Click Fa-repeat.png, or stop the service using Fa-stop-circle.png then start again with Fa-play-circle.png.

Restarting the daemon will clear the internal cache, but the client PCs may still have cached entries.

Flushing the ARP Cache

Click Diagnostics / Command Prompt

arp -d -a

Port Forwarding

Connecting to the VPN machine through the firewall

Notes & Tips

pfSense with WAN inside a LAN

WARNING:  This is a potential security hole!

If you want to operatea pfSense router entirely inside your local network (i.e.: building a network for installation elsewhere, but testing it locally...) and your local network uses an RFC 1918 address range, you need to allow that sort of addresses on the WAN interface. By default, they are blocked.

At the Web GUI dashboard:

  • Interfaces / WAN
    • Reserved Networks
      • Un-check "Block private networks and loopback addresses"

Reverse this if/when your router goes live on the Internet!
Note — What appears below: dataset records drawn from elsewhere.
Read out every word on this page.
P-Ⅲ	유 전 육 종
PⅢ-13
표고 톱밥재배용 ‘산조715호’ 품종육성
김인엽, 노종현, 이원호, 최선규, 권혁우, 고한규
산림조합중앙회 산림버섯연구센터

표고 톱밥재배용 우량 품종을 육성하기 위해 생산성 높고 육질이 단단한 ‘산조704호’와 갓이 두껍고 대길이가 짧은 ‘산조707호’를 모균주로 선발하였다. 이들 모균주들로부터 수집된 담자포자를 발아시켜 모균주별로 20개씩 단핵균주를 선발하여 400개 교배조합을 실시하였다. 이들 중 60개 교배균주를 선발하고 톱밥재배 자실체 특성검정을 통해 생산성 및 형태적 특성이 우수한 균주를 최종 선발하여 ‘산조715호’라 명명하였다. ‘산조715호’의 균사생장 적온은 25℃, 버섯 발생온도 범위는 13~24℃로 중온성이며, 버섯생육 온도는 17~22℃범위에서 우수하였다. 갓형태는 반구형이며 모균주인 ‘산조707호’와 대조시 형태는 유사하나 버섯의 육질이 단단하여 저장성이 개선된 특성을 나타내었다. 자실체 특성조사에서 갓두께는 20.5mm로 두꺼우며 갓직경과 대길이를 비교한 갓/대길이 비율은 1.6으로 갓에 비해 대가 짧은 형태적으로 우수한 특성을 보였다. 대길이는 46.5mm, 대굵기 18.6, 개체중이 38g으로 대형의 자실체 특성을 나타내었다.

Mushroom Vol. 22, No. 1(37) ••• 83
If you want to be able to ping your network from the outside, Go into Firewall / Rules / WAN & create a rule to allow ICMP.

PfSense-ICMP-rule.png

To adjust the size of your subnet on the internal LAN connections:

Here's a handy Subnet Cheat Sheet

To allow management access from OUTSIDE your network

WARNING:  This is a potential security hole!

Via SSH

  • Turn on SSHD
  • Create a firewall rule allowing SSH from outside
    • In the Web UI:
    • Firewall > Rules, WAN Tab
    • Action: pass
    • Interface: WAN
    • Protocol: TCP
    • Source: The IP address or subnet of the client, an alias containing management hosts/networks, or (as a last resort only) Any
    • Destination: WAN Address
    • Destination port range: 22 (Or the custom port)
    • Description: Allow remote management from anywhere (Dangerous!)

Via Web UI

  • Create a firewall rule allowing SSH from outside
    • In the Web UI:
    • Firewall > Rules, WAN Tab
    • Action: pass
    • Interface: WAN
    • Protocol: TCP
    • Source: The IP address or subnet of the client, an alias containing management hosts/networks, or (as a last resort only) Any
    • Destination: WAN Address
    • Destination port range:HTTPS (Or the custom port)
    • Description: Allow remote management from anywhere (Dangerous!)

Note: If you are messing about with an internal pfSense server, you'll get DNS Rebinding Attack errors. Fix this by going into System / Advanced / Admin Access & setting an appropriate Alternate Hostnames entry under webConfigurator.